Aruna Turaka; Tianyu Li; Navesh K Sharma; Linna Li; Nicos Nicolaou; Ranee Mehra; Barbara Burtness; Roger B Cohen; Miriam N Lango; Eric M Horwitz; et al. (Profiled Authors: Steven Feigenberg; Navesh Sharma)

Departments of Radiation Oncology, Fox Chase Cancer Center, Philadelphia, PA 19111, USA.
American journal of clinical oncology 2010;33(6):599-603.

Abstract

PURPOSE: To determine the pattern of failures following intensity modulated radiation therapy for head and neck cancer. MATERIAL AND METHODS: A retrospective single institution study. Between May 2001 and June 2008, 176 patients with head and neck cancer were treated with intensity modulated radiation therapy at Fox Chase Cancer Center. Ninety-five (54%) were squamous cell carcinoma treated with curative intent. Tumor and nodal stage, tobacco history, definitive versus postoperative therapy (PORT), addition of chemotherapy and RT duration were analyzed for association with patterns of failure. In patients treated with definitive radiation, high-risk PTV (PTV1) was prescribed to 70 Gy and low-risk PTV (PTV2) to 56 Gy.
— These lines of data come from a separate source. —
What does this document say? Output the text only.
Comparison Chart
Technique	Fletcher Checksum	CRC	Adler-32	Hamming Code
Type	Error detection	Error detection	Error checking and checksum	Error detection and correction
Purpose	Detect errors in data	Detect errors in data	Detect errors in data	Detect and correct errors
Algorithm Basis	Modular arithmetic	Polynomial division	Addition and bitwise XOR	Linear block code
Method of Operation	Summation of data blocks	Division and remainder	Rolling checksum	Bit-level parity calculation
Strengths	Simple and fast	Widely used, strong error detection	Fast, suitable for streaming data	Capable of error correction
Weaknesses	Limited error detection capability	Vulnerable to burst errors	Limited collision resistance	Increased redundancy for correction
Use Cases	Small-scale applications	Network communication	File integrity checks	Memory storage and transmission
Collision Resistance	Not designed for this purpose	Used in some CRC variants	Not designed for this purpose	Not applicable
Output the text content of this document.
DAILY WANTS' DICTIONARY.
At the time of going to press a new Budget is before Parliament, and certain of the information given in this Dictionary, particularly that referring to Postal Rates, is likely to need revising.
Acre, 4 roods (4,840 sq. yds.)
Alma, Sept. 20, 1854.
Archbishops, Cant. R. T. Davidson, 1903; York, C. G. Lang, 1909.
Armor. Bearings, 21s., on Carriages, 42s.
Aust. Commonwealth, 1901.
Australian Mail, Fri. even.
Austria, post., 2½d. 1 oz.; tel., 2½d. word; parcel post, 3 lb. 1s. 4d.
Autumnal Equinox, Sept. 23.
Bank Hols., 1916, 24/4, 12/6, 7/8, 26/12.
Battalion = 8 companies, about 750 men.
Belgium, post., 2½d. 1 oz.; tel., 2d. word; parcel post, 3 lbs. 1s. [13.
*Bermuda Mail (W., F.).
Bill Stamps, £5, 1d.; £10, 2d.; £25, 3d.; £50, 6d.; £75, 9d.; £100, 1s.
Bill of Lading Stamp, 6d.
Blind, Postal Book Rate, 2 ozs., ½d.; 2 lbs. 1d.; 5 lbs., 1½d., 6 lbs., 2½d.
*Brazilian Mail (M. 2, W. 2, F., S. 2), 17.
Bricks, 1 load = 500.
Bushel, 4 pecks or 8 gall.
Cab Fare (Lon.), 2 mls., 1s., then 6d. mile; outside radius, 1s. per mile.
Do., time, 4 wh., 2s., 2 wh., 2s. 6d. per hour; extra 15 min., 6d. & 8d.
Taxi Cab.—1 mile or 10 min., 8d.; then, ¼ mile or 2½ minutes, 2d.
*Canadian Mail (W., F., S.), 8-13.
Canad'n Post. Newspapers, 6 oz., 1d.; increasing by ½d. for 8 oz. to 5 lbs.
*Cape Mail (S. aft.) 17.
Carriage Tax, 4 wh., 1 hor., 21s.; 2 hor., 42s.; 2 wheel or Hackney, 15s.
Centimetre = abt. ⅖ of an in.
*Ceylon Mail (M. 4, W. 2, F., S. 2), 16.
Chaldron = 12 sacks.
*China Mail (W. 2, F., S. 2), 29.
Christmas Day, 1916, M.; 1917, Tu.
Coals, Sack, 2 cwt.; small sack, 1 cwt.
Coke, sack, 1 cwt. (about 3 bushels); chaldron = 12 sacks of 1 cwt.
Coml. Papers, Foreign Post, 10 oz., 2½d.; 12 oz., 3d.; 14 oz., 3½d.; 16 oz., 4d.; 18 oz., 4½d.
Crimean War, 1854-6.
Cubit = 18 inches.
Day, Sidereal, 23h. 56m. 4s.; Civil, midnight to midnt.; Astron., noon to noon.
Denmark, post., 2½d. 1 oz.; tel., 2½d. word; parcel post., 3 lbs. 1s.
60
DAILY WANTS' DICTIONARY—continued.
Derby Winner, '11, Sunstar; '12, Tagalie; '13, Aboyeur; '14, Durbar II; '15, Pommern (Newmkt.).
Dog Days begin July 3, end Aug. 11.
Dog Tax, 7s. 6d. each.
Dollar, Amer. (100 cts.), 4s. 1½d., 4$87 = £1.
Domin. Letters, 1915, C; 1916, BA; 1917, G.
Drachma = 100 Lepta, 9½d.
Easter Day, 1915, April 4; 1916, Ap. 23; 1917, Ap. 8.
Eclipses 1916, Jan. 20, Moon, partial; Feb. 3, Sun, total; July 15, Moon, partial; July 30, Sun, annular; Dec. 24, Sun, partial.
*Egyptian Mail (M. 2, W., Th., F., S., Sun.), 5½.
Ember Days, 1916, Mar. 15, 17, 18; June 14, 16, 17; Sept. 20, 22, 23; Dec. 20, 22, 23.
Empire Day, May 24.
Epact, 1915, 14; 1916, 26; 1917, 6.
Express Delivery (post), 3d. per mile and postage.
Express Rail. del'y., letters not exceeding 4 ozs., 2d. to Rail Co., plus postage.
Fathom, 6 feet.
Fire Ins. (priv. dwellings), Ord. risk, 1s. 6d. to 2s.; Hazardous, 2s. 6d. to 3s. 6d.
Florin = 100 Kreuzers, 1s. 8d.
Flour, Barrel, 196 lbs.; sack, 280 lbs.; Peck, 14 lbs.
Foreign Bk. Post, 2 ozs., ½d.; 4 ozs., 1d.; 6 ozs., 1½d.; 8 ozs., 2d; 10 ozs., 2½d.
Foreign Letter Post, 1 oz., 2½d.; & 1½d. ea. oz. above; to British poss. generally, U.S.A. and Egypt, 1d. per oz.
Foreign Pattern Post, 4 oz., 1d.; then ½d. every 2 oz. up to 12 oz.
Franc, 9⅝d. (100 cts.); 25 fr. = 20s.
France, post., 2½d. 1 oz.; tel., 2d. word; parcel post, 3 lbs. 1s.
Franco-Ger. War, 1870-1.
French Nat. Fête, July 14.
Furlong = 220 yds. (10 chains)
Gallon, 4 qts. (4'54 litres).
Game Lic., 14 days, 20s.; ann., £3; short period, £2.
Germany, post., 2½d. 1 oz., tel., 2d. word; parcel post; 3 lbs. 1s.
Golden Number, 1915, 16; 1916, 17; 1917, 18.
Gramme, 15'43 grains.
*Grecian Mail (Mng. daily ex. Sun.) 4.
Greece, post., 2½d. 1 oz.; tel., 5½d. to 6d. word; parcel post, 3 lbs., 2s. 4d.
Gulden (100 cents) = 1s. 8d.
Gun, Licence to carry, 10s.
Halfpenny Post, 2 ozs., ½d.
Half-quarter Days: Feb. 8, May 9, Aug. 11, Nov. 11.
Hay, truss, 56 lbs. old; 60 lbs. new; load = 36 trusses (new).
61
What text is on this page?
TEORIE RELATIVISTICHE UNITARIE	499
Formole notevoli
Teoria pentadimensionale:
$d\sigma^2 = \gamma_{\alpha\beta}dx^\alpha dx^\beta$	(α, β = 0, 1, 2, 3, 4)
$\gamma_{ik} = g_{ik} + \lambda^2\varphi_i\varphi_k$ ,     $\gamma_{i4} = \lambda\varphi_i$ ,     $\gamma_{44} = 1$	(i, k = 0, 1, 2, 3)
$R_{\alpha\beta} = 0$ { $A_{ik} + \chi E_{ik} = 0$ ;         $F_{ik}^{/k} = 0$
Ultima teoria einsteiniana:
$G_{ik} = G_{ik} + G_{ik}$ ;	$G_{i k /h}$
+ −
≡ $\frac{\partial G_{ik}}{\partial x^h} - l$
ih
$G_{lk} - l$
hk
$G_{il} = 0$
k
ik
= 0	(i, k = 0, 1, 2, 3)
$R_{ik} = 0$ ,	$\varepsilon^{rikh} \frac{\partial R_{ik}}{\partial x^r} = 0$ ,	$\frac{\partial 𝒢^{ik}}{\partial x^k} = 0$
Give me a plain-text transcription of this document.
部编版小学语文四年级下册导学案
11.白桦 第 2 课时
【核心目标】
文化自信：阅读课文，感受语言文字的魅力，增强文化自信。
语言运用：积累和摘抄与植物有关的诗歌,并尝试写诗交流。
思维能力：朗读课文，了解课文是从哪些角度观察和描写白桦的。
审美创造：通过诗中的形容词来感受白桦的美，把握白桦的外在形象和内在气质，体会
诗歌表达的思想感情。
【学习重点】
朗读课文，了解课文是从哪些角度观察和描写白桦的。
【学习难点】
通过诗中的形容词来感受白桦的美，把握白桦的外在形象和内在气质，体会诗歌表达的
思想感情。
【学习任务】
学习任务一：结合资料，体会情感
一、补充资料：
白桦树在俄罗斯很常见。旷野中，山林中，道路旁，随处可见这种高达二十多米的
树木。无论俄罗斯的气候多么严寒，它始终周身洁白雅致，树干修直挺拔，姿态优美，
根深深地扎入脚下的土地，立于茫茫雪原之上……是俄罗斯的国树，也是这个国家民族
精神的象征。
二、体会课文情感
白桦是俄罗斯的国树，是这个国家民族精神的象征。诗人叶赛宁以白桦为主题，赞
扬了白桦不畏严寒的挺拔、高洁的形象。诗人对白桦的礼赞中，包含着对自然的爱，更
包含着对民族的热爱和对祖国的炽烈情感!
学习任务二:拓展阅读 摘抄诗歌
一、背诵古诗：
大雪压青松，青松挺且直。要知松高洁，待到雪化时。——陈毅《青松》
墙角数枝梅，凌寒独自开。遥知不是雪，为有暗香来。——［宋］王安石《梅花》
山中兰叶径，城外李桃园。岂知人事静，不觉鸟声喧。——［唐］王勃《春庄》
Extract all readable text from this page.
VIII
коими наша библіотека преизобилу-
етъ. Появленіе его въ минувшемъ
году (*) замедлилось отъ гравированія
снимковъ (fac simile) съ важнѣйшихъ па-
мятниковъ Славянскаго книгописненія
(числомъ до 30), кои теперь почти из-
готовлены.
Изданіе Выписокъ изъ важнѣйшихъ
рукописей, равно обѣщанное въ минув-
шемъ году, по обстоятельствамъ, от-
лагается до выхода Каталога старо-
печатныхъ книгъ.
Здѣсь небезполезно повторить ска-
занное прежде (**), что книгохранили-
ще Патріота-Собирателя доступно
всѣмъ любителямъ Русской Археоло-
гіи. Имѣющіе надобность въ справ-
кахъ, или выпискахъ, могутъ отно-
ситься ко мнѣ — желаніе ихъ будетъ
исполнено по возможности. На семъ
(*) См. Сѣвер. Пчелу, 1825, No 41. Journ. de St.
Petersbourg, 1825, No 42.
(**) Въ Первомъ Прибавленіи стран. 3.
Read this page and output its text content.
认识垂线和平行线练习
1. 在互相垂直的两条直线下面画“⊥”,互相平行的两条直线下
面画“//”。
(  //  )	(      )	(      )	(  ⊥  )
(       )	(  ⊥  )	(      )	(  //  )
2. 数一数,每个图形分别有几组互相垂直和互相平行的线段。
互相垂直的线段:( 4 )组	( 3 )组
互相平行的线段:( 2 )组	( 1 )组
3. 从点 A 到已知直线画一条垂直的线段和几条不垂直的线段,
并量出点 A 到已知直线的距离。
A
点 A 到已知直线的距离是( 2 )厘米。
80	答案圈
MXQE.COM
In the PORT setting, PTV1 was prescribed to 60 to 66 Gy and PTV2 to 54 Gy. Patterns of failure were assessed. Local failure (LF) was defined as the persistence of disease or recurrence within PTV1, marginal failure as recurrence at the region of high-dose falloff, and regional failure as nodal recurrence within PTV2. RESULTS: Median follow-up was 20 months (range: 1-117). Median age was 60 years (range: 28-88), with 80% smokers and 81% stage III or IV. PORT was given to 29% and 71% were treated definitively, with concurrent Cisplatin used in the majority. Three-year local and locoregional (LR) failure rates were 9% and 16%, respectively. Failures occurred in 14 patients: 8 local, 3 regional, 1 LR, and 2 distant. Five of the 8 LF and all 3 marginal failures were observed in PORT cohort. On univariate analysis, the only predictor of LF was the use of PORT (P = 0.06). LR control was 66% for PORT versus 87%, 97% for definitive RT and chemoRT. CONCLUSIONS: Local, regional failures were more common following PORT related to an increased risk of marginal failures.